Les deux antagonistes brandirent leurs sabres. Le duel débuta d’une façon très dramatique. Les adversaires imitaient les attitudes et les passes de deux marins qui s’étaient livré au cirque maint combat acharné. On reculait, on avançait à tour de rôle ; on rendait coup pour coup. Une, deux ! Une, deux ! Par degrés la lutte devint plus animée, bien que les sabres seuls fussent endommagés. Enfin, Tom s’écria d’une voix haletante :

— Tombe, tombe donc ! Pourquoi ne tombes-tu pas ?

— Je ne tomberai pas ! Tu as reçu plus de coups que moi.

— Cela ne fait rien. Tu sais bien que le livre dit : « Alors, d’un coup de revers, il tua l’infortuné Guy de Gisborne ».

Il n’y avait pas moyen de récuser un document historique de la valeur de celui que l’on venait d’invoquer ; Joe reçut donc son coup de sabre et tomba.

— Maintenant, dit-il en se relevant avec prestesse, c’est à mon tour de te tuer.

— Ah ! mais non. Les choses ne se passent pas ainsi dans le livre.

— Ça n’est pas juste.

— Eh bien, Joe, puisque te voilà mort, tu peux être le moine Tuck et m’assommer à coups de trique.

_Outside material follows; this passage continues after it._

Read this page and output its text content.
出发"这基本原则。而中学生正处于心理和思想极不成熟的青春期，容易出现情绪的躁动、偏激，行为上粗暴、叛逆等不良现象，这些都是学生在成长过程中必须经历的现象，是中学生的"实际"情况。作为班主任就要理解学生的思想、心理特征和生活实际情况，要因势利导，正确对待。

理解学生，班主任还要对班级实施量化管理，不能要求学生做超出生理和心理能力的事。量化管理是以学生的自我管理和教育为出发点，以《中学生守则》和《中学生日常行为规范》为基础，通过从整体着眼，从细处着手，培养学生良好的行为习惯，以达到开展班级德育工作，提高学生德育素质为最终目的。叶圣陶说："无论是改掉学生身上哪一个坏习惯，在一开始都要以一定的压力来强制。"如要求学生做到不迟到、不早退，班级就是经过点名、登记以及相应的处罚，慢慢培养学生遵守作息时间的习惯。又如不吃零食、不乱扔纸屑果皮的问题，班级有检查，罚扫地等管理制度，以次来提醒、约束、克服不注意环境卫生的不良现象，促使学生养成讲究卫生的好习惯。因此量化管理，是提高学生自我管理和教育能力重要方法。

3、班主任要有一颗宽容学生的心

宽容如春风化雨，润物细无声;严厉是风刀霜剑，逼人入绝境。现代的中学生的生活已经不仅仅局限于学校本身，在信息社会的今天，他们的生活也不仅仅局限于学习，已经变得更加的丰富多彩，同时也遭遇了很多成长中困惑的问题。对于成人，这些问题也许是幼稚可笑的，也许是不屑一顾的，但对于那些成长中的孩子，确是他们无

Joe accepta ce compromis, et son antagoniste passa un vilain quart d’heure. Enfin, Tom, qui pour rien au monde n’aurait renoncé au rôle du fameux proscrit, succomba dans une lutte contre douze archers représentés par Joe.

— Mes fidèles compagnons, dit-il alors à une bande de ses amis venue trop tard à son aide et toujours représentée par Joe Harper, donnez-moi mon arc, et là où tombera ma dernière flèche, vous enterrerez le pauvre Robin Hood, qui veut être enseveli dans ces bois qu’il a si vaillamment défendus contre les oppresseurs de son pays.

Alors, après avoir lancé la flèche, il se laissa choir sur l’herbe et il serait mort s’il ne s’était pas assis sur une ortie, ce qui l’obligea à se relever plus vite qu’il ne convient à un cadavre. Sur ce, nos écoliers s’habillèrent, cachèrent leurs armes et s’éloignèrent de la forêt de Sherwood, regrettant qu’il n’y eût plus de proscrits et se demandant ce que la civilisation moderne a fait pour compenser cette lacune.